Such concerns must have crossed the minds of the Yorkshire crowd yesterday when the hosts were busy ripping through the Notts’ batting line-up with the ease of piranhas devouring their victims.
But after dismissing Notts for 94 on the stroke of lunch, after they had started day two on 38-2 in reply to their own first-innings 282, Yorkshire chose not to enforce the follow-on despite a lead of 188, thereby ensuring that the game could not be over inside two days, which had seemed eminently plausible.

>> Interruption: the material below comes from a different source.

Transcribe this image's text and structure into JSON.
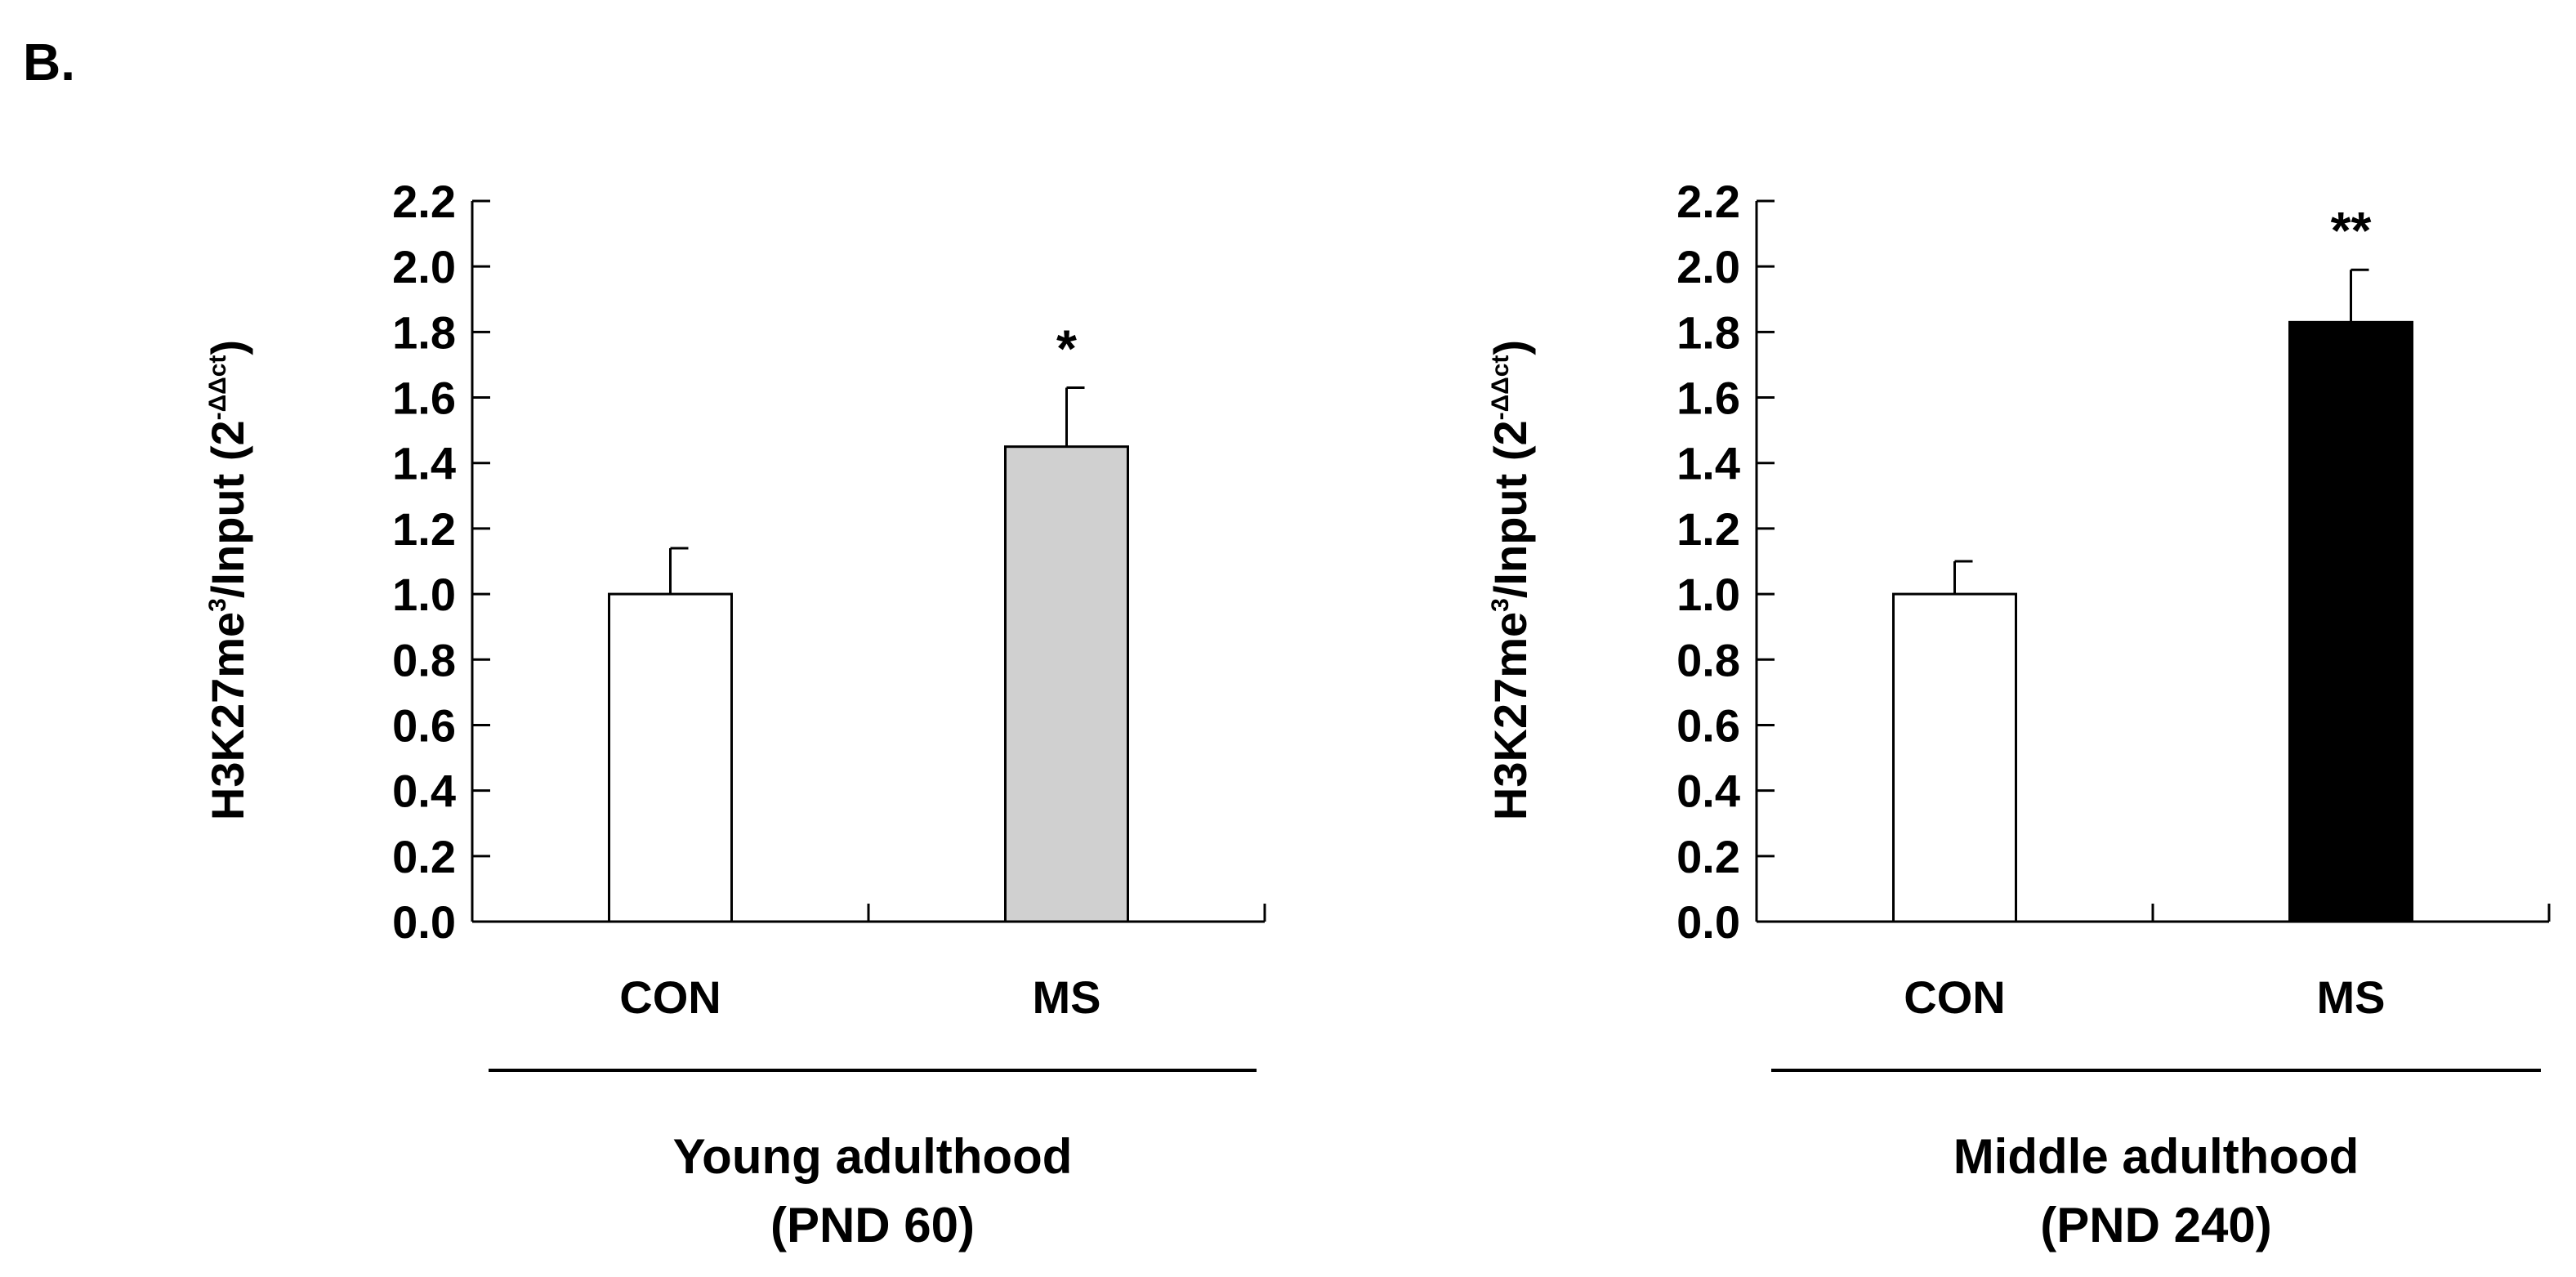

As owners of local guest houses and hostelries no doubt turned cartwheels of joy, so too did those Yorkshire members who adore it at North Marine Road, with 84 per cent of them having voted in a recent survey conducted by the club to retain two Championship games there from next season.
With Yorkshire having to take one match away from Headingley or Scarborough due to changes to the fixture list, it can be taken as read that the decision will come down in the seaside town’s favour, but that is not to say that many of those Scarborough devotees were not a little baffled as to why Yorkshire – their bowlers fresh and their opponents fragile – opted to increase their lead in glorious sunshine.
It is the modern way, of course, not to enforce, and it is unlikely to make a jot of difference to the result, with Yorkshire set to close the gap to five points on leaders Middlesex with a win here, and Notts looking every inch like relegation material.
Yorkshire followed up with 200-4 in 61 overs in their second innings, Gary Ballance, the captain, scoring an unbeaten 75 to stretch the lead to a lofty 388.
Even with dodgy weather forecast today, Yorkshire’s fourth Championship victory of the season would seem as much of a formality as high and low tide.
Regardless of the question as to whether to enforce, that Yorkshire were even in a position to do so was tribute to a rousing recovery from 51-6 on day one.
Magnificent contributions from Andrew Hodd, Azeem Rafiq and Jack Brooks were mainly responsible for a revival completed by Yorkshire’s four-pronged pace attack of Brooks, Ryan Sidebottom, Tim Bresnan and Steve Patterson, who needed just 25.5 overs on the second morning to winkle out the last eight wickets.
The tone was set – as it so often is – by the venerable Sidebottom, who belied his 38 years with a splendid exhibition of swing bowling from the Peasholm Park end to take 3-5 in 12 balls and reduce Notts to 52-5.
Michael Lumb, the former Yorkshire batsman, was drawn forward and caught behind by one that shaped away; Steven Mullaney was lbw playing across the line; and Samit Patel was caught upper-cutting high to Bresnan at first slip.
Sidebottom would have had a fourth wicket with the score on 59 but Bresnan dropped a low chance at first slip, with Brendan Taylor not then off the mark.
But it was only a temporary setback for a Yorkshire side who made equally light work of the mid-to-lower order.
Chris Read miscued an attempted pull off Brooks to cover; Brett Hutton edged Brooks low to Adam Lyth at second slip; Taylor’s luck finally ran out when he played on an attempted drive off Patterson; Luke Wood flashed in foolhardy fashion at Bresnan and was caught behind, and an innings caked in collective embarrassment ended when Luke Fletcher helped Bresnan to Jack Leaning at third slip.
That Yorkshire would bat again was betrayed by the sight of openers Lyth and Alex Lees sprinting off the ground to strap on their pads, and they safely negotiated the one over that remained before lunch.
After the break, the cricket grew steadily soporific as the 5,000 crowd watched Yorkshire increase their lead in the way of builders systematically adding bricks to a house.
Lees added 30 bricks before he was lbw to Hutton, ending a first-wicket stand of 72, and Lyth followed shortly after for 41, caught and bowled by Wood off a leading edge.
Lehmann and Ballance added 61 in 22 overs before Lehmann slogged Samit Patel straight up in the air to Wood at mid-on.
Ballance, dropped on 20 when he pulled Fletcher to a diving Tom Moores at mid-wicket, advanced to a 113-ball half-century that included eight fours, and Leaning helped him add 57 before being stumped.
Play was halted seven overs early due to bad light with swooping seagulls ready to reclaim the outfield once the cricketers had left for the evening.